By what authority could the suggestion be conceived that Promenade Gardens be renamed for foreigner who has no connection to this country?

Dear Editor,

My late and honoured friend who would have been one of the most outstanding legal minds in the Commonwealth, having won four consecutive appeals before the Privy Council, Sir Fenton Ramsahoye, advises that one of the things a man/woman doesn’t know is that ‘he/she does not know’. This was the mute reaction too many felt when they heard of the audacious reference to the ‘Middle Street’ and the ‘Promenade Gardens’ (indeed at a time when the current Indian Administration shows disrespect for the philosophy of Gandhi, as it continues to mistreat  muslims in India).

But that apart one wonders by what authority could the suggestion be conceived that:

i.  The name of the Promenade Gardens should be changed in recognition of a foreigner who has absolutely no connection to this country.

The following is but a brief profile of this restful place in our Capital City:

“Currently located on a portion of the field then known as the Parade Ground. During the day, the Promenade Garden in Cummingsburg is a quiet place to relax, read and enjoy the flowers. Its tranquility is in stark contrast to its role in the 19th century as a public execution site during the Demerara Revolt, a slave uprising that took place in 1823.

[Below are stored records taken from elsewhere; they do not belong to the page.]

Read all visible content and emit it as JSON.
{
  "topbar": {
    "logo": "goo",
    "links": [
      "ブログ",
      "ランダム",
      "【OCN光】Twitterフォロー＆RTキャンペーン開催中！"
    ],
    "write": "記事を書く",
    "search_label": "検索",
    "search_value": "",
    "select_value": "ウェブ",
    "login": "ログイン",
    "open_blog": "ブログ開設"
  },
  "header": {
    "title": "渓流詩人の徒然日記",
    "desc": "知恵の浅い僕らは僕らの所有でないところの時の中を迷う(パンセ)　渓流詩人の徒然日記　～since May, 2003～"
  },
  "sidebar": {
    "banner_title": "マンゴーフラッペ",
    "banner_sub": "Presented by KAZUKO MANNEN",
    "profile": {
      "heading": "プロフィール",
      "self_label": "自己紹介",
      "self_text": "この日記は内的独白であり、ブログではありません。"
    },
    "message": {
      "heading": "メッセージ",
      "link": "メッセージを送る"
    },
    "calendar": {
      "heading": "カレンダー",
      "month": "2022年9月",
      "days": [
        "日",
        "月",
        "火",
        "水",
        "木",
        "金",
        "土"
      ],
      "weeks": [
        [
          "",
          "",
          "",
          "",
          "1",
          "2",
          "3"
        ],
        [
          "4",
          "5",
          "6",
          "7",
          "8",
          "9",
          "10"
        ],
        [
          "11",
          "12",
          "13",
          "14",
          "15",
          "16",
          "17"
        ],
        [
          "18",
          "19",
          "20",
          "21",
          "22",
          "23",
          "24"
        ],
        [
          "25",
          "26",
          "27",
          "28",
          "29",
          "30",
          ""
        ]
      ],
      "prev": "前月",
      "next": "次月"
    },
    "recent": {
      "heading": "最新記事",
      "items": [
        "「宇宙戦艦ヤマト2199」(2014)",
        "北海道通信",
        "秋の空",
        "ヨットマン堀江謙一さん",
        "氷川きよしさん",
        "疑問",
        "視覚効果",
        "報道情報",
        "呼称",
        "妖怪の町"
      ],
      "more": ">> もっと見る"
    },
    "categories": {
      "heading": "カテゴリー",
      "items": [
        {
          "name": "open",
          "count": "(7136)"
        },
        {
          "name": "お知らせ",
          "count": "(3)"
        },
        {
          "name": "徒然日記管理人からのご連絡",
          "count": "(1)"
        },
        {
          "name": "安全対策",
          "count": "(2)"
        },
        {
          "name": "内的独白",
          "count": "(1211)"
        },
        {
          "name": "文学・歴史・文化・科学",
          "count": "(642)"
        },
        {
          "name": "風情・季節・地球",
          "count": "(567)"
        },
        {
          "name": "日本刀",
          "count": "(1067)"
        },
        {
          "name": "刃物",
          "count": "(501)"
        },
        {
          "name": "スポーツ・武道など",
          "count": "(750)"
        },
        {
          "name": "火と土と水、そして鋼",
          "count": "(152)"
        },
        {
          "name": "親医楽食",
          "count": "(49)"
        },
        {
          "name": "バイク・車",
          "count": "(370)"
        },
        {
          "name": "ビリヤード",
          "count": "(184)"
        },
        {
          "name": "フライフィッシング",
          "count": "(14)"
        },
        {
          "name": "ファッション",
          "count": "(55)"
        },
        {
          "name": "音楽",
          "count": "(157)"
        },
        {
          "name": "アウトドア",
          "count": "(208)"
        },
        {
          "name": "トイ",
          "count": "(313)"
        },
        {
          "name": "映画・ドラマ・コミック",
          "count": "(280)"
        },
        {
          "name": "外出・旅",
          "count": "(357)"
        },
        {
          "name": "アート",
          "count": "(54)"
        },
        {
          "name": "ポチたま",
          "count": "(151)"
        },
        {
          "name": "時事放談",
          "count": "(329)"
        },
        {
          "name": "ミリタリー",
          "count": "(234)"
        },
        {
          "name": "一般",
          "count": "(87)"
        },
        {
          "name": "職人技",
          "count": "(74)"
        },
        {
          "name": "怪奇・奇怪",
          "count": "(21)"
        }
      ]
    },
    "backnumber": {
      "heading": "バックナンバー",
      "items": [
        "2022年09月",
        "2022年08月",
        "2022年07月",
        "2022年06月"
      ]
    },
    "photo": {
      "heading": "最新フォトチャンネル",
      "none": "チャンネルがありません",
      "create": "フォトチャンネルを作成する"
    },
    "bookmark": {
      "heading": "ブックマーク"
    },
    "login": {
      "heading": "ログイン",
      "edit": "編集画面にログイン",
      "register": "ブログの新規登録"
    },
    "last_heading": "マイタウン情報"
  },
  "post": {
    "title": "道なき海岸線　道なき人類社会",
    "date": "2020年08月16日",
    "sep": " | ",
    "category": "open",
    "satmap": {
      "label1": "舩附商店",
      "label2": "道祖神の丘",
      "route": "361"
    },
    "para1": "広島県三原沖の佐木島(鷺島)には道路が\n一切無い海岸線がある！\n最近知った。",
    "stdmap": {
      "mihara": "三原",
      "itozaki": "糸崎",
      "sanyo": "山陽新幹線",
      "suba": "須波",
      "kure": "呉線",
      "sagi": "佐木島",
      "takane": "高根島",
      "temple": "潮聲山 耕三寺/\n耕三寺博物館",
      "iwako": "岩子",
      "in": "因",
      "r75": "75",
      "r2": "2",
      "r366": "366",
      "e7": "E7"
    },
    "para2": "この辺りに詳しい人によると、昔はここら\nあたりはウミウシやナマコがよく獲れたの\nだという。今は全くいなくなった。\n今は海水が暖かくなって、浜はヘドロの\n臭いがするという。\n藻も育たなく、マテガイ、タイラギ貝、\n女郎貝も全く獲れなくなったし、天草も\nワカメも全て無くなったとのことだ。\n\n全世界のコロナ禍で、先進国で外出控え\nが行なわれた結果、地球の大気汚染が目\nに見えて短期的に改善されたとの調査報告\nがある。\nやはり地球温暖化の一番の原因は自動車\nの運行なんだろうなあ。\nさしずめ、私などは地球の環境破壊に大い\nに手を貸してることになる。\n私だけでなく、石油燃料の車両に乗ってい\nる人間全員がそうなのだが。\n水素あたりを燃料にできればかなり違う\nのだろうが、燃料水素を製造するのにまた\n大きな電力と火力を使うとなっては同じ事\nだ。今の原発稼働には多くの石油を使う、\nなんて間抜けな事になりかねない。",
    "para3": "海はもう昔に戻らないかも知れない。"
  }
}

Occupying one city block, with its main entrance located on Middle Street in Cummingsburg, in 1851 steps were taken to transform the site into the Promenade Gardens, a garden which was designed by a Trinidadian botanist in 1851, with seats constructed for the public in 1859.

The Promenade Garden is home to a Victorian-looking Bandstand erected in 1897 in commemoration of Queen Victoria’s Diamond Jubilee and it is considered the oldest bandstand of three in the city.”

ii.   Middle Street

It was on Middle Street that key activists of the 1823 Demerara Revolution were forced to drag their coffins on their way to being beheaded. 200 slaves were beheaded and their heads placed on stakes at the Parade Ground.

It is exceptional in any case for a monument to be erected in any country to anyone who has not been a contributor to its history in any way.

In any case, surely commonsense must speak to the reality of further exploding the division amongst a population too small and too tense to absorb more.

This Administration could find no justification for attending to what in the final analysis is a most simplistic notion that could only have originated from a local community – erratically implicating the particular resident High Commissioner.